Niteesh Choudhry, MD, PhD

Professor of Medicine, Harvard Medical School
Professor, Department of Health Policy and Management, Harvard T.H. Chan School of Public Health
Executive Director, Center for Healthcare Delivery Sciences, Brigham and Women’s Hospital

Dr. Niteesh K. Choudhry is a professor of Medicine at Harvard Medical School, a professor in the Department of Health Policy and Management at the Harvard T.H. Chan School of Public Health and executive director for the Center for Healthcare Delivery Sciences at Brigham and Women’s Hospital (BWH), where he also a practicing hospitalist.
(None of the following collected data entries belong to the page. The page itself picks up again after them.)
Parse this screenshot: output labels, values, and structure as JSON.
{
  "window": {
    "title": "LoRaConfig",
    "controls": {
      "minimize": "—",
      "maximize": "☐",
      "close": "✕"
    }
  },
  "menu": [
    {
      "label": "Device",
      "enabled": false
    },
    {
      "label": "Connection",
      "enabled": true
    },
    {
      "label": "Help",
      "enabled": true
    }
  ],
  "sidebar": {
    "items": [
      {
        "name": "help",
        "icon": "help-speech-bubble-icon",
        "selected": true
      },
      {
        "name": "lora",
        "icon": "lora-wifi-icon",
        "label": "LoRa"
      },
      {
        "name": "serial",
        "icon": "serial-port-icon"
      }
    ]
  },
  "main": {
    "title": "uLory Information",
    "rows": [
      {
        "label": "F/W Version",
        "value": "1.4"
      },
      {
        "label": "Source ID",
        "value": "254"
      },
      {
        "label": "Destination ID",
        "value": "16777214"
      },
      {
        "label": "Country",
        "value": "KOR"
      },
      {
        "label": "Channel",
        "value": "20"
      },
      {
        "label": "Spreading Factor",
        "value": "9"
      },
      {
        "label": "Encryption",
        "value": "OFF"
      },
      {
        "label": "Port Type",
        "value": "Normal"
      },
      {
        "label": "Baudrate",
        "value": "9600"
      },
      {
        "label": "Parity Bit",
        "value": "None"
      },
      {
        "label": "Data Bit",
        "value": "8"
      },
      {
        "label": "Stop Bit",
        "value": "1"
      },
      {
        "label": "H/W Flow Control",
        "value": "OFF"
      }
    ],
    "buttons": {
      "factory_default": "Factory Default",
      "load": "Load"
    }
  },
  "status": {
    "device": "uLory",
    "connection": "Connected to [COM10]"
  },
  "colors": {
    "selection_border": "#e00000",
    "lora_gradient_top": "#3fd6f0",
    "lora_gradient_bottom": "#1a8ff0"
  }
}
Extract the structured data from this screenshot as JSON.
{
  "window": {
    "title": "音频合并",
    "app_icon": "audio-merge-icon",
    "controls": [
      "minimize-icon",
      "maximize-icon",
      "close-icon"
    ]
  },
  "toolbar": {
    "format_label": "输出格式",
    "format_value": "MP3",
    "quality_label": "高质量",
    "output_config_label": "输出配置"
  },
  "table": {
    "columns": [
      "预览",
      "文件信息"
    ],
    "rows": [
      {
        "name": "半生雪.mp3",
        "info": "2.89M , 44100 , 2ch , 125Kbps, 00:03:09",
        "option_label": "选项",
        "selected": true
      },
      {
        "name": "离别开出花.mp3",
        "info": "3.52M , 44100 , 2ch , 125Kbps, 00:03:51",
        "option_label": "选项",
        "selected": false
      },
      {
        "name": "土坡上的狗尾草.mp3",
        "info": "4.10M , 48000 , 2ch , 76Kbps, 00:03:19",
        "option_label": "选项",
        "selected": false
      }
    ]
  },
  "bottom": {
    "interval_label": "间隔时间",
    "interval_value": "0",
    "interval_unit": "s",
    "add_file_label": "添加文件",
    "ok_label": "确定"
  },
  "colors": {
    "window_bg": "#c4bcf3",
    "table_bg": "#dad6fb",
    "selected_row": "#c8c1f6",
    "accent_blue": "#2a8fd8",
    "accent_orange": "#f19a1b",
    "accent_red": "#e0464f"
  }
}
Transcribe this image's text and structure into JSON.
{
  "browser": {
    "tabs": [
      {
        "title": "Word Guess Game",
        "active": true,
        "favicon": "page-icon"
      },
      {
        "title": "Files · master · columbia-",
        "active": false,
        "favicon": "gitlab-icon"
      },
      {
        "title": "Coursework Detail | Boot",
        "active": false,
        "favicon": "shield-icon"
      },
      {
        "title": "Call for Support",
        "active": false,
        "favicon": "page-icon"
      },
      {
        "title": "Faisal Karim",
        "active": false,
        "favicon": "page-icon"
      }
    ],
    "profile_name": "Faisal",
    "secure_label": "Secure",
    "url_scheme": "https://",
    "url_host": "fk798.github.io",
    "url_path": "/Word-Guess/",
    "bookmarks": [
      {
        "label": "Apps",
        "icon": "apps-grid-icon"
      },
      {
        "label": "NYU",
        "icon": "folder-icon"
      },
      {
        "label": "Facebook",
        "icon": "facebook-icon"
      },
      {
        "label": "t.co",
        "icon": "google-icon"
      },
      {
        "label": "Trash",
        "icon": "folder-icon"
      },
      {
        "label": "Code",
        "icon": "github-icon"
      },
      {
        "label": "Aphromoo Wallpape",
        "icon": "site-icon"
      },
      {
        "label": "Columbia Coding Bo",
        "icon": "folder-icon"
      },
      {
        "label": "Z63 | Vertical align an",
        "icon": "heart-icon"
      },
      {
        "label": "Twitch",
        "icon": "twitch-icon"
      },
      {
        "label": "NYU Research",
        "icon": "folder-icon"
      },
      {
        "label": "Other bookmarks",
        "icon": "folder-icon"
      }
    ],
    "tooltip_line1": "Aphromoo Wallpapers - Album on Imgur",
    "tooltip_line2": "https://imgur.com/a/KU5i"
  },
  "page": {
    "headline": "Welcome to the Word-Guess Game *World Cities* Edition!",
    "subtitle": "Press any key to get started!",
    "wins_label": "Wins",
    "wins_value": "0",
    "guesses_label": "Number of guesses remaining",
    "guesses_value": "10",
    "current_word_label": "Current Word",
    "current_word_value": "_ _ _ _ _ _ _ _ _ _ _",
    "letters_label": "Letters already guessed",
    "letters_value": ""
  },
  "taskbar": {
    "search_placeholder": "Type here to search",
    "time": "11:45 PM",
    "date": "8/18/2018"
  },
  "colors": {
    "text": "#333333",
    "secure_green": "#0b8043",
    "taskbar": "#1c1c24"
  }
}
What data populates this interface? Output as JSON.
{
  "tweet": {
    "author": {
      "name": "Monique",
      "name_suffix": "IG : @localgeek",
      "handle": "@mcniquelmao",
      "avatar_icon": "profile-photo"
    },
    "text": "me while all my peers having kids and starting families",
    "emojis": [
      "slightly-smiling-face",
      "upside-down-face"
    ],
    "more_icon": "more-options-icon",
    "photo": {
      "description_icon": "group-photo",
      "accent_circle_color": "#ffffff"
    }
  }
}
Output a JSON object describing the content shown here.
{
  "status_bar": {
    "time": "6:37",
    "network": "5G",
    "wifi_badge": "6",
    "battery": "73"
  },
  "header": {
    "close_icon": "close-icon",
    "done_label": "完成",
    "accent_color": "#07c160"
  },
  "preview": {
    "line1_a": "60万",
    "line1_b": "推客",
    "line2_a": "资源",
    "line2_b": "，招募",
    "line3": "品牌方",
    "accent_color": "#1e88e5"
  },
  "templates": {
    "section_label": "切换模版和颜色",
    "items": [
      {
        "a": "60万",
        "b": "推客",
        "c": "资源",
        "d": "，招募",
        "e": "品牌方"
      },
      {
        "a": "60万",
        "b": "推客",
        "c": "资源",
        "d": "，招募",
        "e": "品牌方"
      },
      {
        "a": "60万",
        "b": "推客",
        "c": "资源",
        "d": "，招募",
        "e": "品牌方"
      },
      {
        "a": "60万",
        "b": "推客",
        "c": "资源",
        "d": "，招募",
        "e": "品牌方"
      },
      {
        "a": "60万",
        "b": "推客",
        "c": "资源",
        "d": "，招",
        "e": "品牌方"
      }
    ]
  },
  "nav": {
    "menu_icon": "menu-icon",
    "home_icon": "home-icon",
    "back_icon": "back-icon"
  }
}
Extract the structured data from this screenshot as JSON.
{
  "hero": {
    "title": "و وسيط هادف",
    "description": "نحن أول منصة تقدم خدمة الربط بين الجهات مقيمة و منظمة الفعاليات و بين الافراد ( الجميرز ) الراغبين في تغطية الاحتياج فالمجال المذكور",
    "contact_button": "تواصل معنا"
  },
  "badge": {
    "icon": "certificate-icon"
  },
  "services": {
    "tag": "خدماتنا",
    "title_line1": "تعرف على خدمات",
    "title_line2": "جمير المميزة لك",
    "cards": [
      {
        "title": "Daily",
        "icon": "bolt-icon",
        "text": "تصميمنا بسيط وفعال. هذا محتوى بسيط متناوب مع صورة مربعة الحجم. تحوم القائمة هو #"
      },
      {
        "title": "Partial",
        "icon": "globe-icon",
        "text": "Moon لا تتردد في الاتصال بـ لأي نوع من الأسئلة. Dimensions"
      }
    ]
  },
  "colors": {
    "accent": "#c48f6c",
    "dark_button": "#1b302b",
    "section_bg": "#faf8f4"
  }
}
He is also director of Implementation Research and Education and associate director for Postgraduate Education in Clinical and Translational Science for Harvard Catalyst.

Much of Dr. Choudhry’s research deals with design and evaluation of novel strategies to enhance medication adherence and improve the quality of prescribing for common health care conditions such as heart disease and diabetes. His work combines approaches from behavioral and data science to develop scalable solutions for health quality improvement.

He has run numerous large pragmatic trials testing a variety of potential interventions to address these issues in partnership with large delivery systems and health insurers around the US. These include, among others, the Post-Myocardial Infarction Free Rx and Event and Economic Evaluation (MI FREEE) trial, the Randomized Evaluation to Measure Improvements in Nonadherence from low-cost Devices (REMIND) trial, the Study of a Telepharmacy Intervention for Chronic disease to Improve Treatment adherence (STIC 2 IT), Targeted Adherence intervention to Reach Glycemic control with Insulin Therapy for Diabetes patients (TARGIT-Diabetes) and the Mail Outreach To Increase Vaccine Acceptance Through Engagement (MOTIVATE) trial,. He is co-principal investigator of the NIA-funded Novel Uses of adaptive Designs to Guide provider Engagement in electronic health records (NUDGE-EHR) trial that is testing the use of behavioral science principles for promoting the deprescribing of high-risk medications in the elderly as well as the NIMHD-funded Reducing Ethnic and racial Disparities by improving Undertreatment, Control and Engagement in Blood Pressure management with health information technology (REDUCE-BP).

He directs two NIA-funded research centers: the Roybal Center for Therapeutic Optimization using Behavioral Science, that is the evaluating the impact of principle-driven interventions to improve medication adherence and the Massachusetts Artificial Intelligence and Technology Center that fosters the development of AI-enhanced technologies to support healthy aging at home for older adults and individuals with Alzheimer’s disease.

A second focus of Dr. Choudhry’s work is predictive analytics. He and his colleagues have applied and evaluated novel quantitative methods for clustering patients into longitudinal and dynamic adherence trajectories, shown their relationship to long-term clinical outcomes and demonstrated the capacity to predict a patient’s membership in each of these adherence trajectories with great accuracy. He has also adapted these methods to healthcare costs. He has also evaluated the ability of novel data sources, such as retail purchasing information and electronic health record data, to improve predictive ability.

Dr. Choudhry attended McGill University, received his MD and completed his residency training in Internal Medicine at the University of Toronto and then served as Chief Medical Resident for the Toronto General and Toronto Western Hospitals. He earned his Ph.D. in Health Policy from Harvard University with a concentration in Statistics and the Evaluative Sciences and was concurrently a Post-Doctoral Fellow in Drug Policy Research at Harvard Medical School. His research has published over 250 papers in leading medical and policy journals and has won numerous awards for excellence in research, teaching and mentorship.